Details
-
Sub-task
-
Status: Resolved
-
Major
-
Resolution: Fixed
-
None
-
ghx-label-13
Description
To split up the Equality-delete read support task, let's deliver a patch for some initial support first. The idea here is that apparently Flink (one of the engines that can write equality delete files) can write only a subset of the possible equality delete use cases that are allowed by the Iceberg spec.

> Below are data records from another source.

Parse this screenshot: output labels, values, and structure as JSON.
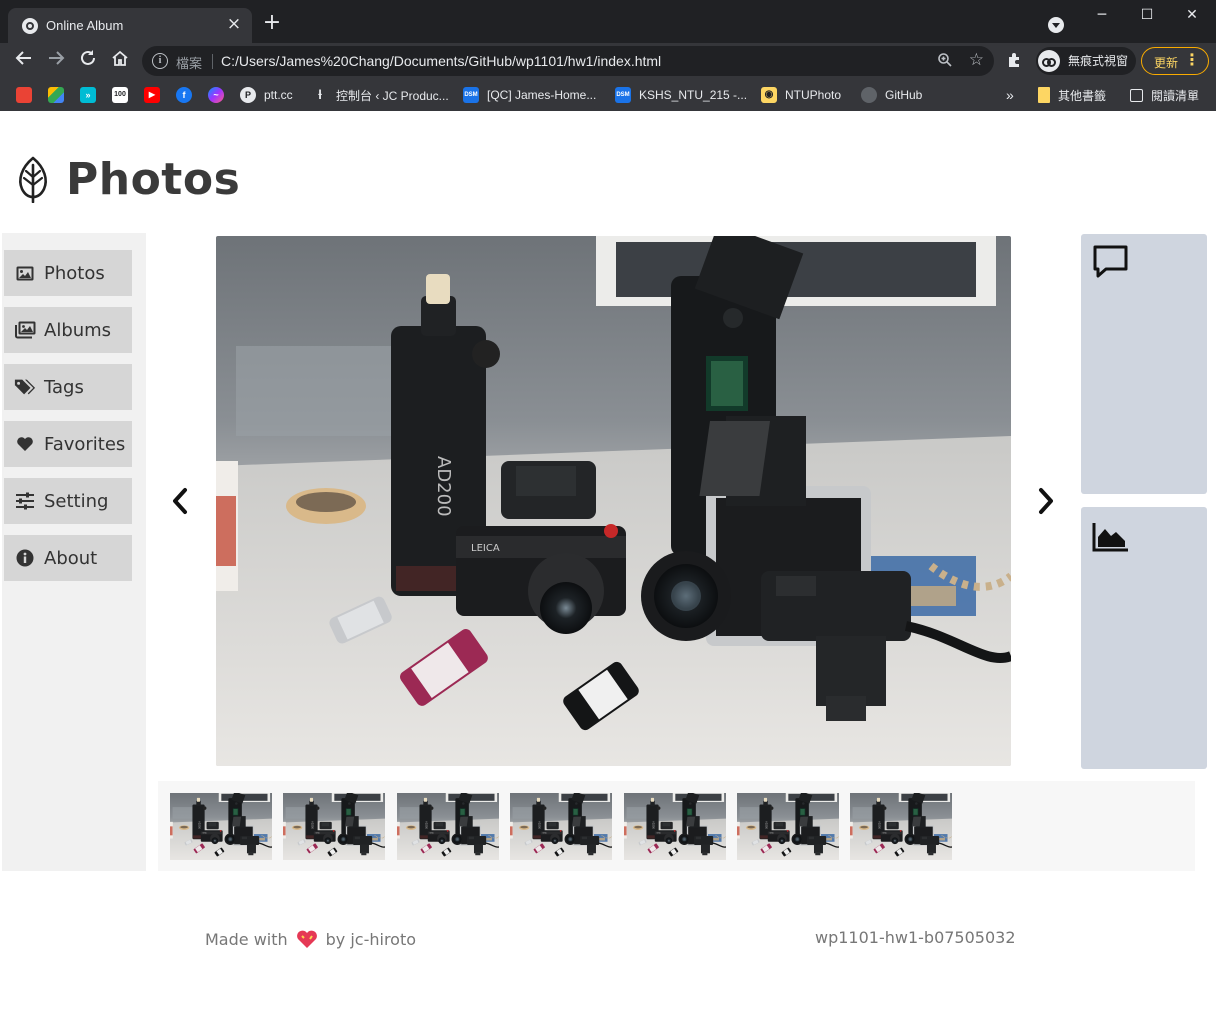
{
  "browser": {
    "tab_title": "Online Album",
    "new_tab_symbol": "+",
    "window_controls": {
      "minimize": "─",
      "maximize": "☐",
      "close": "✕"
    },
    "address": {
      "scheme_label": "檔案",
      "url": "C:/Users/James%20Chang/Documents/GitHub/wp1101/hw1/index.html"
    },
    "incognito_label": "無痕式視窗",
    "update_label": "更新",
    "bookmarks": [
      {
        "label": "",
        "icon": "apps-icon",
        "color": "#e8eaed"
      },
      {
        "label": "",
        "icon": "drive-icon",
        "color": "#34a853"
      },
      {
        "label": "",
        "icon": "forward-icon",
        "color": "#00bcd4"
      },
      {
        "label": "",
        "icon": "calendar-icon",
        "color": "#ffffff"
      },
      {
        "label": "",
        "icon": "youtube-icon",
        "color": "#ff0000"
      },
      {
        "label": "",
        "icon": "facebook-icon",
        "color": "#1877f2"
      },
      {
        "label": "",
        "icon": "messenger-icon",
        "color": "#a033ff"
      },
      {
        "label": "ptt.cc",
        "icon": "p-icon",
        "color": "#e8eaed"
      },
      {
        "label": "控制台 ‹ JC Produc...",
        "icon": "jc-icon",
        "color": "#e8eaed"
      },
      {
        "label": "[QC] James-Home...",
        "icon": "dsm-icon",
        "color": "#1a73e8"
      },
      {
        "label": "KSHS_NTU_215 -...",
        "icon": "dsm-icon",
        "color": "#1a73e8"
      },
      {
        "label": "NTUPhoto",
        "icon": "camera-icon",
        "color": "#fdd663"
      },
      {
        "label": "GitHub",
        "icon": "github-icon",
        "color": "#5f6368"
      }
    ],
    "overflow_symbol": "»",
    "other_bookmarks": "其他書籤",
    "reading_list": "閱讀清單"
  },
  "header": {
    "title": "Photos"
  },
  "sidebar": {
    "items": [
      {
        "label": "Photos",
        "icon": "image-icon"
      },
      {
        "label": "Albums",
        "icon": "images-icon"
      },
      {
        "label": "Tags",
        "icon": "tags-icon"
      },
      {
        "label": "Favorites",
        "icon": "heart-icon"
      },
      {
        "label": "Setting",
        "icon": "sliders-icon"
      },
      {
        "label": "About",
        "icon": "info-circle-icon"
      }
    ]
  },
  "viewer": {
    "prev_icon": "chevron-left-icon",
    "next_icon": "chevron-right-icon"
  },
  "side_panels": [
    {
      "icon": "comment-icon"
    },
    {
      "icon": "area-chart-icon"
    }
  ],
  "thumbnails": {
    "count": 7
  },
  "footer": {
    "made_with": "Made with",
    "by": "by jc-hiroto",
    "id": "wp1101-hw1-b07505032"
  }
}
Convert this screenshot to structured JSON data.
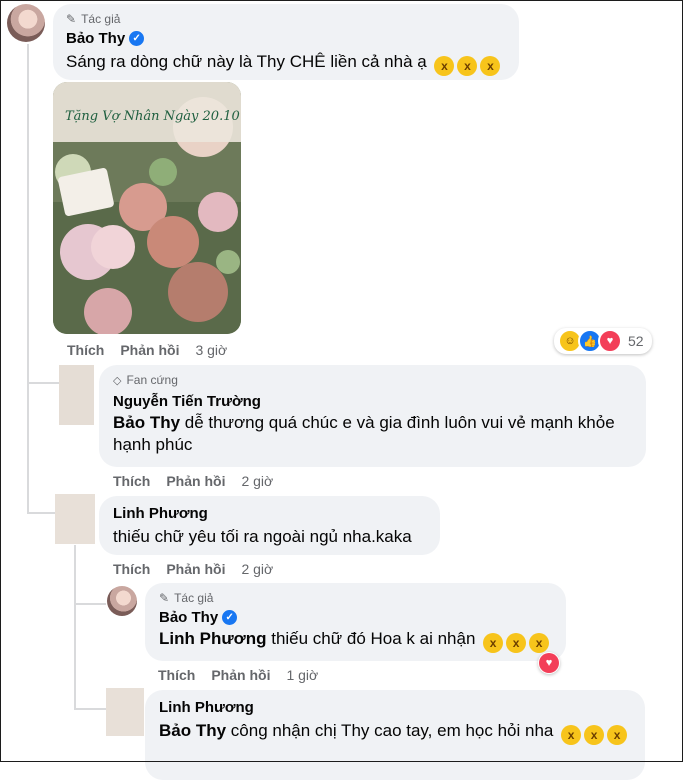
{
  "comments": [
    {
      "badge": "Tác giả",
      "author": "Bảo Thy",
      "text": "Sáng ra dòng chữ này là Thy CHÊ liền cả nhà ạ",
      "photo_caption": "Tặng Vợ Nhân Ngày 20.10",
      "actions": {
        "like": "Thích",
        "reply": "Phản hồi",
        "time": "3 giờ"
      },
      "reaction_count": "52"
    },
    {
      "badge": "Fan cứng",
      "author": "Nguyễn Tiến Trường",
      "mention": "Bảo Thy",
      "text": " dễ thương quá chúc e và gia đình luôn vui vẻ mạnh khỏe hạnh phúc",
      "actions": {
        "like": "Thích",
        "reply": "Phản hồi",
        "time": "2 giờ"
      }
    },
    {
      "author": "Linh Phương",
      "text": "thiếu chữ yêu tối ra ngoài ngủ nha.kaka",
      "actions": {
        "like": "Thích",
        "reply": "Phản hồi",
        "time": "2 giờ"
      }
    },
    {
      "badge": "Tác giả",
      "author": "Bảo Thy",
      "mention": "Linh Phương",
      "text": " thiếu chữ đó Hoa k ai nhận",
      "actions": {
        "like": "Thích",
        "reply": "Phản hồi",
        "time": "1 giờ"
      }
    },
    {
      "author": "Linh Phương",
      "mention": "Bảo Thy",
      "text": " công nhận chị Thy cao tay, em học hỏi nha"
    }
  ],
  "colors": {
    "bubble": "#f0f2f5",
    "meta": "#65676b",
    "verified": "#1877f2",
    "love": "#f33e58",
    "like": "#1877f2",
    "haha": "#f7c41b"
  },
  "icons": [
    "pencil-icon",
    "verified-icon",
    "diamond-icon",
    "haha-emoji",
    "laughing-emoji",
    "like-reaction-icon",
    "love-reaction-icon"
  ]
}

So as a first step let's deliver the functionality that is required to read the EQ-deletes written by Flink. The use case: when Flink writes EQ-deletes is for tables in upsert mode (primary key is a must in this case) in order to guarantee the uniqueness of the primary key fields, for each insert (that is in fact an upsert) Flink writes one delete file to remove the previous row with the given PK (even if there hasn't been any) and then writes data files with the new data.

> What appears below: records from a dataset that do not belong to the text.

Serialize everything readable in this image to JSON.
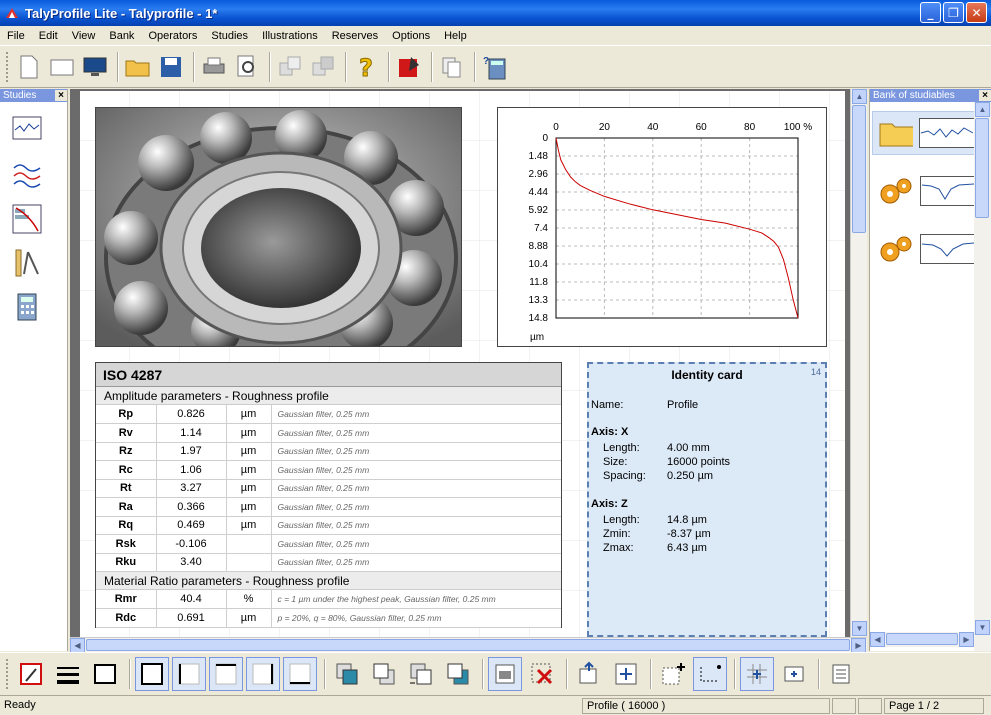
{
  "window": {
    "title": "TalyProfile Lite - Talyprofile - 1*"
  },
  "menu": [
    "File",
    "Edit",
    "View",
    "Bank",
    "Operators",
    "Studies",
    "Illustrations",
    "Reserves",
    "Options",
    "Help"
  ],
  "left_panel": {
    "title": "Studies",
    "close": "×"
  },
  "right_panel": {
    "title": "Bank of studiables",
    "close": "×"
  },
  "chart_data": {
    "type": "line",
    "title": "",
    "x_ticks": [
      "0",
      "20",
      "40",
      "60",
      "80",
      "100 %"
    ],
    "y_ticks": [
      "0",
      "1.48",
      "2.96",
      "4.44",
      "5.92",
      "7.4",
      "8.88",
      "10.4",
      "11.8",
      "13.3",
      "14.8"
    ],
    "ylabel": "µm",
    "xlim": [
      0,
      100
    ],
    "ylim": [
      0,
      14.8
    ],
    "grid": true,
    "series": [
      {
        "color": "#cc0000",
        "x": [
          0,
          1,
          2,
          4,
          6,
          8,
          10,
          14,
          20,
          30,
          40,
          50,
          60,
          70,
          80,
          85,
          88,
          90,
          92,
          94,
          96,
          98,
          100
        ],
        "y": [
          0,
          1,
          1.8,
          2.6,
          3.2,
          3.6,
          3.9,
          4.3,
          4.8,
          5.4,
          5.9,
          6.3,
          6.7,
          7.0,
          7.5,
          7.8,
          8.2,
          8.5,
          9.0,
          10.0,
          11.5,
          13.3,
          14.8
        ]
      }
    ]
  },
  "iso": {
    "title": "ISO 4287",
    "amp_header": "Amplitude parameters - Roughness profile",
    "amp_rows": [
      {
        "name": "Rp",
        "value": "0.826",
        "unit": "µm",
        "comment": "Gaussian filter, 0.25 mm"
      },
      {
        "name": "Rv",
        "value": "1.14",
        "unit": "µm",
        "comment": "Gaussian filter, 0.25 mm"
      },
      {
        "name": "Rz",
        "value": "1.97",
        "unit": "µm",
        "comment": "Gaussian filter, 0.25 mm"
      },
      {
        "name": "Rc",
        "value": "1.06",
        "unit": "µm",
        "comment": "Gaussian filter, 0.25 mm"
      },
      {
        "name": "Rt",
        "value": "3.27",
        "unit": "µm",
        "comment": "Gaussian filter, 0.25 mm"
      },
      {
        "name": "Ra",
        "value": "0.366",
        "unit": "µm",
        "comment": "Gaussian filter, 0.25 mm"
      },
      {
        "name": "Rq",
        "value": "0.469",
        "unit": "µm",
        "comment": "Gaussian filter, 0.25 mm"
      },
      {
        "name": "Rsk",
        "value": "-0.106",
        "unit": "",
        "comment": "Gaussian filter, 0.25 mm"
      },
      {
        "name": "Rku",
        "value": "3.40",
        "unit": "",
        "comment": "Gaussian filter, 0.25 mm"
      }
    ],
    "mat_header": "Material Ratio parameters - Roughness profile",
    "mat_rows": [
      {
        "name": "Rmr",
        "value": "40.4",
        "unit": "%",
        "comment": "c = 1 µm under the highest peak, Gaussian filter, 0.25 mm"
      },
      {
        "name": "Rdc",
        "value": "0.691",
        "unit": "µm",
        "comment": "p = 20%, q = 80%, Gaussian filter, 0.25 mm"
      }
    ]
  },
  "identity": {
    "title": "Identity card",
    "num": "14",
    "name_label": "Name:",
    "name_value": "Profile",
    "axis_x": "Axis: X",
    "x_rows": [
      {
        "k": "Length:",
        "v": "4.00 mm"
      },
      {
        "k": "Size:",
        "v": "16000 points"
      },
      {
        "k": "Spacing:",
        "v": "0.250 µm"
      }
    ],
    "axis_z": "Axis: Z",
    "z_rows": [
      {
        "k": "Length:",
        "v": "14.8 µm"
      },
      {
        "k": "Zmin:",
        "v": "-8.37 µm"
      },
      {
        "k": "Zmax:",
        "v": "6.43 µm"
      }
    ]
  },
  "status": {
    "left": "Ready",
    "profile": "Profile ( 16000 )",
    "page": "Page 1 / 2"
  }
}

How we can narrow down the functionality to be implemented on Impala side:
- The set of PK columns is not alterable, so we don't have to implement when different EQ-delete files have different equality field ID lists.
- Flink's ALTERĀ TABLE for Iceberg tables doesn't allow partition and schema evolution. We can reject queries on eq-delete tables where there was partition or schema evolution.
- As eq-deletes are written to NOT NULL PK's we could omit the case where there are NULLs in the eq-delete file. (Update, this seemed easy to solve, so will be part of this patch)
- For partitioned tables Flink requires the partition columns to be part of the PK. As a result each EQ-delete file will have the partition values too so no need to add extra logic to check if the partition spec ID and the partition values match between the data and delete files.